Tony Gloeggler: “Is a ballplayer an athlete? My identity as a kid was being the best baseball player in the neighborhood. It was the one place I connected with my dad playing catch after dinner, him in a crouch and me with a Juan Marichael wind-up or hands on my knees at third base and him trying to hit one through me. The local hoods gave me a free pass because they played in the same leagues as me, and they knew I was better than them and respected it. I still hate running and exercising and when I went for my high school try out, the blue-eyed blonde senior captain laughed at me when I couldn’t figure out a four count jumping jack and my arms started shaking at my fifth push-up, but in my first intra-squad game, I threw one behind his head, stared him down, then struck out the side on nine pitches and was the only freshman to make the team. Also real good in schoolyard basketball and football, and I played all kinds of softball until I was 50. I think my poetry is affected by it in the sense that I work at it with the same kind of focus, and that time I no hit the rich kids school in the eighth grade CYO Cham-pionship game still means more to me than the time I got a poem in the New York Times. And even though I don’t do shit now, I’ll always feel more like a ball player than a poet or artist.” (web)
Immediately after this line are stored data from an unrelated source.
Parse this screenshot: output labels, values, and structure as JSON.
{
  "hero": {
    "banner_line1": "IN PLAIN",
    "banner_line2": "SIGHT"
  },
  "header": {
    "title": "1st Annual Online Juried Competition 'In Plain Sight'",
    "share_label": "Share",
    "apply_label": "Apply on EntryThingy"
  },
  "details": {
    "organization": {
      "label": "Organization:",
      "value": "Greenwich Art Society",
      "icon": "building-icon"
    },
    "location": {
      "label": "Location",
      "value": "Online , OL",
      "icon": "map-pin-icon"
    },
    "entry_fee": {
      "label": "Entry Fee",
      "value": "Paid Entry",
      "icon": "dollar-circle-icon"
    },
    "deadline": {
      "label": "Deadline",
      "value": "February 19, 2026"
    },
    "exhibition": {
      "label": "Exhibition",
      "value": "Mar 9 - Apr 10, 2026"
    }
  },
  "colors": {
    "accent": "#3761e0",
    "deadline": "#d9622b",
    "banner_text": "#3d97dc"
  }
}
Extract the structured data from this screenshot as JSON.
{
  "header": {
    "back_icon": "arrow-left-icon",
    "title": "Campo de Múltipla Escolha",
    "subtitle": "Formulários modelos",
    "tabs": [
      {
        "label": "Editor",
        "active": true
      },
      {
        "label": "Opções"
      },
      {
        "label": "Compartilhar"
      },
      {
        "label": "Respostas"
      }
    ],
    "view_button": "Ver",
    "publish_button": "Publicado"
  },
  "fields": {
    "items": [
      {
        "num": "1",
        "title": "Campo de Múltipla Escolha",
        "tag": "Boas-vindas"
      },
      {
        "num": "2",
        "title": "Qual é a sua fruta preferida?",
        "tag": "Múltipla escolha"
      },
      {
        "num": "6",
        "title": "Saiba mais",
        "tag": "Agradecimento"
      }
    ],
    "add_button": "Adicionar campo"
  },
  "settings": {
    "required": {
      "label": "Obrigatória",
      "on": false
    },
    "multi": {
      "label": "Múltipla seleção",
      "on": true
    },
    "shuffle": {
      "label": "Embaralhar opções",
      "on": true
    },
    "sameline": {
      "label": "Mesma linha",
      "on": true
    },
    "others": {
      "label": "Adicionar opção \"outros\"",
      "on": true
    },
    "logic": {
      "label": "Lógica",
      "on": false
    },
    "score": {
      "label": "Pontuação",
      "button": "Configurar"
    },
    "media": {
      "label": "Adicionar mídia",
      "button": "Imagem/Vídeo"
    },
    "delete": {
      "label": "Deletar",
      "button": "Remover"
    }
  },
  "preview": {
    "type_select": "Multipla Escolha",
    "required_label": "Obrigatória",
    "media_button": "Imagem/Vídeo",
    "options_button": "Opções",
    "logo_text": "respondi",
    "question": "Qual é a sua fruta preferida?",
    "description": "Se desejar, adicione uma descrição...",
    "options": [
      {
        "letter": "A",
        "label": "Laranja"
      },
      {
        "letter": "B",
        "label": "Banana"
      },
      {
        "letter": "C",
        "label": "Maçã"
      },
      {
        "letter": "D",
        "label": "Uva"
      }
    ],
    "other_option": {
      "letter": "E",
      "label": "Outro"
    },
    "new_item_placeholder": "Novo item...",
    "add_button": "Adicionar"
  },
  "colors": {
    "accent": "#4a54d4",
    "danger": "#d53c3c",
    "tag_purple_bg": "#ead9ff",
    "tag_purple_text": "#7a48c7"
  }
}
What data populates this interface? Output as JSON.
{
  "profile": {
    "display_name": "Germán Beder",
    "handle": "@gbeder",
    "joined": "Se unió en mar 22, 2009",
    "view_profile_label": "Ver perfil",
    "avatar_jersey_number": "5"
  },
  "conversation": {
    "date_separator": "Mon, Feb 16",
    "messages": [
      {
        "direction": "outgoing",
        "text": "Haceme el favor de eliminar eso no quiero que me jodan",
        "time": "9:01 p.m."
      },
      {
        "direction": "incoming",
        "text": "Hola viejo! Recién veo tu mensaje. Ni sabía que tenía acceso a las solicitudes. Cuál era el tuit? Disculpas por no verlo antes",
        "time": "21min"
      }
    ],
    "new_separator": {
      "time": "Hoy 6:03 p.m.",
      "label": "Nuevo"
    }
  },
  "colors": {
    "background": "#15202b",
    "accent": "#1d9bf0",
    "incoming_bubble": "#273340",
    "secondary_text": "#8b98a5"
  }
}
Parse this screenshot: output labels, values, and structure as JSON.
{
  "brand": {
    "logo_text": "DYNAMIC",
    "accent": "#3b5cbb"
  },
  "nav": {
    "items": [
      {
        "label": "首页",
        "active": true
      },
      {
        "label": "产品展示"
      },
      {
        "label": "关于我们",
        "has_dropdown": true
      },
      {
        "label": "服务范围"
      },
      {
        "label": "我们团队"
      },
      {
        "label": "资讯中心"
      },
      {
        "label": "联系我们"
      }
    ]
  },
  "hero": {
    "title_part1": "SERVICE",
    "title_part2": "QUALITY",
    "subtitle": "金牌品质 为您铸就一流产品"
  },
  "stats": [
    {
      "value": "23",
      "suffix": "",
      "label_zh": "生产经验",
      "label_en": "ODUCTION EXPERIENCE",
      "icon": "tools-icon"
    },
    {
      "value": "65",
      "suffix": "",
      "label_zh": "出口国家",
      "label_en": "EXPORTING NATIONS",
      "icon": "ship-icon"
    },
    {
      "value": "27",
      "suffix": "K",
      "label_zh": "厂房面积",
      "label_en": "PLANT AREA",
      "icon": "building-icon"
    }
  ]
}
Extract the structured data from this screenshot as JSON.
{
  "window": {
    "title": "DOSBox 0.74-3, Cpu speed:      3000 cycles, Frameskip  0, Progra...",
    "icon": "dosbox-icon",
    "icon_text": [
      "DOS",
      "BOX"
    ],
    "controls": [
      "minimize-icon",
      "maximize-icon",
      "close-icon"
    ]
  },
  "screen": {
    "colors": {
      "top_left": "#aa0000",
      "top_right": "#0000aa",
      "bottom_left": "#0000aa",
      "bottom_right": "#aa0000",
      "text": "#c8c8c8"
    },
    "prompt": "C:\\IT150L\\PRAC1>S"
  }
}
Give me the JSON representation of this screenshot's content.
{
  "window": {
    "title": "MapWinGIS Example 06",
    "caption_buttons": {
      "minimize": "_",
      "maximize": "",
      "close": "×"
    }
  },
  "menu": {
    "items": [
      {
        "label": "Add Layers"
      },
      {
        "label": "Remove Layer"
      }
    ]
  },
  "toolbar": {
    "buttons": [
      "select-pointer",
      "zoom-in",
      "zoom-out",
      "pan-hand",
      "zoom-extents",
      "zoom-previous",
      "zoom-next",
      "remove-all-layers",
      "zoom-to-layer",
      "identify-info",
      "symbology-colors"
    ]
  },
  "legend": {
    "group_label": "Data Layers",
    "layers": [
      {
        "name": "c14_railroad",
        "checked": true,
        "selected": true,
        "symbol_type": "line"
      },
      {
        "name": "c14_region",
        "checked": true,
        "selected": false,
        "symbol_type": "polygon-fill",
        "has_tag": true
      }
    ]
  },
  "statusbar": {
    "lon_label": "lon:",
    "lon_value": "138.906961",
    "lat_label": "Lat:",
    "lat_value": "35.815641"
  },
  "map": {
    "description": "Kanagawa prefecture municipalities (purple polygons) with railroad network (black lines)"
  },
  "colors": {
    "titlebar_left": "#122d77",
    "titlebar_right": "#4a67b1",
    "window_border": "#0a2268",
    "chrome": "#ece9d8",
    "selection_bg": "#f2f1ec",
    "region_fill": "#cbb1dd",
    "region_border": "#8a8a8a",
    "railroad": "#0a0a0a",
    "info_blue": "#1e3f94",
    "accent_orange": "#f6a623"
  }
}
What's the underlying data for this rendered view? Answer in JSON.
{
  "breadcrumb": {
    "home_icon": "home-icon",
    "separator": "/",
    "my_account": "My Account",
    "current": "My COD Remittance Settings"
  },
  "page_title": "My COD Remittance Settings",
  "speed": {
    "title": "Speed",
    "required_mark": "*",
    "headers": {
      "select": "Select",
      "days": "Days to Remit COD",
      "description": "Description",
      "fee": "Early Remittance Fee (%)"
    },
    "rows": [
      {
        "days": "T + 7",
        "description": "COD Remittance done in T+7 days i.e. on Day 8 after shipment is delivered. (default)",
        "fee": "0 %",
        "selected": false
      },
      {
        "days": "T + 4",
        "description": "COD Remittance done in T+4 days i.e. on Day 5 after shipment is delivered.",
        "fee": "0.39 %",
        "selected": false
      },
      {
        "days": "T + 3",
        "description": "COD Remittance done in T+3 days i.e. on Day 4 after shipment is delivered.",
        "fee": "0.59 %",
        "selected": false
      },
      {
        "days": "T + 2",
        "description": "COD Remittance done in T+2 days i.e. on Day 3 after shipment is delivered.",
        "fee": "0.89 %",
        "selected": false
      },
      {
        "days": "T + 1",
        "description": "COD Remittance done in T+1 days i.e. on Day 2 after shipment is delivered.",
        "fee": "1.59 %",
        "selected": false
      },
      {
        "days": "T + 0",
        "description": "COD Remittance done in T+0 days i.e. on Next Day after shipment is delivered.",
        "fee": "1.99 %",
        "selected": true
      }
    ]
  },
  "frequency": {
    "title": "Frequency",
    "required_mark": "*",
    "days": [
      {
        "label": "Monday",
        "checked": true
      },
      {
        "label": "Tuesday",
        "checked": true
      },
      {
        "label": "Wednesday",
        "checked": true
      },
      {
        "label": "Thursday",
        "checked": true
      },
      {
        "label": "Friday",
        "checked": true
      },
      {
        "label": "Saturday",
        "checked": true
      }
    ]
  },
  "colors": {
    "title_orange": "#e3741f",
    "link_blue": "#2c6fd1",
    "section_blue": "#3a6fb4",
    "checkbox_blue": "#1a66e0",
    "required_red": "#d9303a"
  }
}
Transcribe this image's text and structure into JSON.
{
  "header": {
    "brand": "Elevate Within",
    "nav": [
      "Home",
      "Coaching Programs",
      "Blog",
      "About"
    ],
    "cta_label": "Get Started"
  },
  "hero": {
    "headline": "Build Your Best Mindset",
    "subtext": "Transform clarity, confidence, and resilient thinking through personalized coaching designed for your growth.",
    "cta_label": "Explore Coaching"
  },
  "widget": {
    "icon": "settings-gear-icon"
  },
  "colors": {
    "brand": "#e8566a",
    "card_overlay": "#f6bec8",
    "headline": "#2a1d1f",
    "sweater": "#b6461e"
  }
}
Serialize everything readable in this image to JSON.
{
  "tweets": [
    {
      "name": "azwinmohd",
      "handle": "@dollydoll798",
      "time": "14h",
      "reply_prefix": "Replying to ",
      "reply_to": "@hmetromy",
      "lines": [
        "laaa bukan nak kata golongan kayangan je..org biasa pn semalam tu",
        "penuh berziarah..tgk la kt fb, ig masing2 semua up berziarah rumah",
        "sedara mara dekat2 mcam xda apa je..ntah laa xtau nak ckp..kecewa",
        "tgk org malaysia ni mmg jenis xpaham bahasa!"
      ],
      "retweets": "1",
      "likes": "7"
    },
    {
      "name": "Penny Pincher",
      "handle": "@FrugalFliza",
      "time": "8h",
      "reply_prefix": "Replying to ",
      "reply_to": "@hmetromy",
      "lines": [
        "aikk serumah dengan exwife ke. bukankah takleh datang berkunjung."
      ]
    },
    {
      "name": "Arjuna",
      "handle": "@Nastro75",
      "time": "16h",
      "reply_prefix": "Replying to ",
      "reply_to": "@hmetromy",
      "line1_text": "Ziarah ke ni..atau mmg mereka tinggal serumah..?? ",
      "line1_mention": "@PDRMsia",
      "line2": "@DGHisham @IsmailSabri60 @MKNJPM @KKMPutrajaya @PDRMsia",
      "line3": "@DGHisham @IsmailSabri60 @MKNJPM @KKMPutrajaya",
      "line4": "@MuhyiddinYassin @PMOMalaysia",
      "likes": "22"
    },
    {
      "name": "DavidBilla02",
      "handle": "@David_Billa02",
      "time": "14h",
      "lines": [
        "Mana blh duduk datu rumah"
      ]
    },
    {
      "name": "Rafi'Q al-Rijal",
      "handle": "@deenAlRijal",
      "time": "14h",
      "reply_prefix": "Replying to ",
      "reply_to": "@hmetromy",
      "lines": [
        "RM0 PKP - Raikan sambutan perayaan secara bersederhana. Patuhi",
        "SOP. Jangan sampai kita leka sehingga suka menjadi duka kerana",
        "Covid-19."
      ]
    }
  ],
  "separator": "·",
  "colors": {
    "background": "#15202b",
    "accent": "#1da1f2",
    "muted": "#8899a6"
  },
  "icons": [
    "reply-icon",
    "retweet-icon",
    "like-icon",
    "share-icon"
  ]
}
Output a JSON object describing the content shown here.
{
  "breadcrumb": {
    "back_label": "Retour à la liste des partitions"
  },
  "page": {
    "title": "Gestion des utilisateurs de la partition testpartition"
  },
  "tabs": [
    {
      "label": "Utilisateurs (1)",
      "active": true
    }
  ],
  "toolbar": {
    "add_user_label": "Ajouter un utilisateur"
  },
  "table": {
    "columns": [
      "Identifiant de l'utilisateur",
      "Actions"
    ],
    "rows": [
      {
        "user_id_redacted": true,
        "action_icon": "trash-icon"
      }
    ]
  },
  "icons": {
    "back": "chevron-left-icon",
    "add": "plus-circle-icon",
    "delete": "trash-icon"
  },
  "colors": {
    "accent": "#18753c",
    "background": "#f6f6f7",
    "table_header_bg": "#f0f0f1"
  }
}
Tony Gloeggler: “A life-long resident of NYC, I was born in Brooklyn but left with my family during the white flight of the ’60s. I grew up in Flushing, now live in Richmond Hill, and helped open a group home for developmentally disabled kids in Boerum Hill, Brooklyn, decades before the quasi cool hordes moved in with their bars and restaurants, laptops, nannies and doggies to mess up one more fine NY neighborhood. Writing started out for me as the place where I got my thoughts and feelings down when I had no other place to bring them. It is still that place, the place I go to first when I’m trying to figure things out, way before I can say something to either myself or anyone else. I wrote this one after some bad, out of nowhere, overwhelming medical news and connected it to times when I remembered feeling very similar. Then after working it out, making it feel as right and true as I could I gave it some air and showed it around, read it out loud …”
Tony Gloeggler: “I started writing as a way to try and figure things out for myself. It was mostly about things that people I knew didn’t talk about. And I think that’s why I still write. As a narrative poet, I’m often asked about how much of my material comes from everyday life and the answer, degree, depends on each poem. While all of the poems convey a true intent, the genuine feeling, I will sometimes change the actual facts to make the poem more effective. With this one, I didn’t have to change a thing. It happened exactly like this. I just wrote it down. I don’t think a lot of white poets write about race and I sat with it for years. I got a bit of a nudge when I became aware of the Hoagland/Rankine debate and I’m really interested in how these kinds of things play out on a Brooklyn street corner.”